A semana é de agenda lotada para o investidor. São 204 assembleias gerais de companhias abertas de hoje até o dia 30, ou seja, em seis dias úteis. O investidor interessado em ir aos encontros enfrentará, portanto, alguns desafios se tiver uma carteira minimamente variada. Só nos dias 29 e 30, são 120 assembleias. Sinal de que as companhias ainda não têm grande interesse na participação dos acionistas, já que facilitar não parece ter sido uma preocupação na hora de marcar a data.
As recentes iniciativas de regulação e autorregulação que preparam o país para a expansão das companhias de capital pulverizado destoam da realidade que ainda predomina no mercado nacional. O Brasil ainda é um país com companhias de donos bem definidos, que dirigem as empresa pela sua vontade e que não dependem do voto dos minoritários.
A concentração das assembleias no fim da temporada, que vai de fevereiro a abril, é apenas um exemplo da falta de apreço do mercado pelo ambiente máximo da democracia empresarial. Das mais de 200 assembleias dos próximos dias, 56 são de empresas do Novo Mercado – em que todos os acionistas podem votar.
A excessiva concentração também indica que os investidores não estão suficientemente incomodados com essa dificuldade, logo, estão pouco interessados em participar.

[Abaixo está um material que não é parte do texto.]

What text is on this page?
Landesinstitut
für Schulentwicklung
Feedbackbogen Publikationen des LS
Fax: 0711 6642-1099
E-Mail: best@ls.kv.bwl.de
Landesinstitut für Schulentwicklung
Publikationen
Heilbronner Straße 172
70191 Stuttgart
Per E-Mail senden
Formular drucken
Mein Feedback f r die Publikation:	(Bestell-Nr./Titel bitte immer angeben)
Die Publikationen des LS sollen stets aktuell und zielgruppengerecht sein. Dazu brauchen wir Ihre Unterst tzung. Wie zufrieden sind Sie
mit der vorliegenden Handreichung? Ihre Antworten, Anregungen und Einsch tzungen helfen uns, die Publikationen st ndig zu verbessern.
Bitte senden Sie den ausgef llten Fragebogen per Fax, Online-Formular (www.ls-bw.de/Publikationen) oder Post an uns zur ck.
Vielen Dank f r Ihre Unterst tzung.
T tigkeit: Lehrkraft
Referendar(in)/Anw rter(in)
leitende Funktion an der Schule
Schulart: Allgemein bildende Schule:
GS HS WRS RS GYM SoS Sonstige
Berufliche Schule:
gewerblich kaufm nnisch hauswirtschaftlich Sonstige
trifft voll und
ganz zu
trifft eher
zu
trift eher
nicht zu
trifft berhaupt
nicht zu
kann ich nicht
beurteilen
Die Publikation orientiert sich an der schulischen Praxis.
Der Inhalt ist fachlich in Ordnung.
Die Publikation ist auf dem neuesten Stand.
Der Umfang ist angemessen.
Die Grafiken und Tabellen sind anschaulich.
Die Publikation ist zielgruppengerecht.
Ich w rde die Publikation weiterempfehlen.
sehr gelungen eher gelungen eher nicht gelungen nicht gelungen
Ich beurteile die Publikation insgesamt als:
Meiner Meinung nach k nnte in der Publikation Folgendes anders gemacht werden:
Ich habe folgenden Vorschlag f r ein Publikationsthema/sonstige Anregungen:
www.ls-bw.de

E alguns elementos ajudam a entender a falta de apetite por esses encontros.
As assembleias ainda são ambientes de grande formalidade. De dar sono no mais animado dos acionistas. Rituais de aprovação de temas impressos numa lista, sem debate prévio.
Esse clima é ainda mais forte nas empresas tradicionais, que mantêm uma estrutura de capital com ações ordinárias e preferenciais – e são a grande maioria do mercado. Com os controladores de posse da maioria das ações com direito a voto, essas empresas ainda não encontraram razões suficientes para tentar atrair os investidores para as assembleias. Afinal, não precisam deles para aprovar as decisões.
Além disso, há alguns entraves logísticos. A Lei das Sociedades por Ações determina que, exceto por “motivo de força maior”, a assembleia deve ocorrer na sede social da companhia. Das 675 empresas registradas na Comissão de Valores Mobiliários (CVM), pouco menos da metade está nos estados do Rio de Janeiro e São Paulo, principais centros financeiros do país. A metade restante está espalhada em outros 20 estados da federação.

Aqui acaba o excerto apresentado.